Cerium’s data showed the average return fare between Toronto and New York airports in July cost $423 before tax. This is in line with Air Canada’s affordable fares for flights to LaGuardia Airport in October and early November, according to the carrier’s website.

The Calgary-Vancouver return fare, before taxes, costs an average of $396 in July, 2021. The same WestJet fares range from $407 to $1,054 for a weekend in late October, inclusive of fees and taxes. Flair Airlines charges $240 for the same fare including taxes. (Flair charges $59 for each carry-on bag and $79 for a checked bag; WestJet’s low-cost fares charges at least $30 for a checked bag.)

Jacques Roy, a transportation business professor at HEC Montreal, cautioned that forecasting fare inflation can be difficult given the airline’s market and prices of seats. But he said the higher fares are a sign that airlines are trying to return to profitability after a pandemic halted flights for several months, leading to thousands of layoffs and deep financial losses.

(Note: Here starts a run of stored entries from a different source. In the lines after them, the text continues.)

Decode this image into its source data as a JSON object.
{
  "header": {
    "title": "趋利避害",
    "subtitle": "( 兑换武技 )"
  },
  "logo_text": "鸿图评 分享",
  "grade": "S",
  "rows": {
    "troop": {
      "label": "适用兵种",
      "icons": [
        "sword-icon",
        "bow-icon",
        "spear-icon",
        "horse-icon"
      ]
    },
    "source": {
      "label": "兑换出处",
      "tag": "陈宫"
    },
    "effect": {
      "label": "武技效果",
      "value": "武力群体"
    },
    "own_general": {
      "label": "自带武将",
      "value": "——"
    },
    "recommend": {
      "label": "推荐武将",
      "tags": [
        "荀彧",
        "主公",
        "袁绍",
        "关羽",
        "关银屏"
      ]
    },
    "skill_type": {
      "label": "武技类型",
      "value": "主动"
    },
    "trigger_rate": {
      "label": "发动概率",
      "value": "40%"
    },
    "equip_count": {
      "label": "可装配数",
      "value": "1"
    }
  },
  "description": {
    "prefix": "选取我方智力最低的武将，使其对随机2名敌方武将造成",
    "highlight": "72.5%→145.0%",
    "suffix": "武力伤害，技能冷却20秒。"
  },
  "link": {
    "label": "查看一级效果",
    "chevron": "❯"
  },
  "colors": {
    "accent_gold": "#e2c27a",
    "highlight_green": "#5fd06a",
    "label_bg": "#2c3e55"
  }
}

Pro. Roy said positive signs for the airline industry include rising winter travel demand and gains posted by US carrier Delta Airlines. Delta said it posted a profit of US$194 million for the third quarter, excluding US$1.3 billion in government aid.

But the carrier said higher fuel prices threaten to curtail its profits in the coming quarters. Fuel costs have gone up by around 60 per cent this year due to the rise in oil prices.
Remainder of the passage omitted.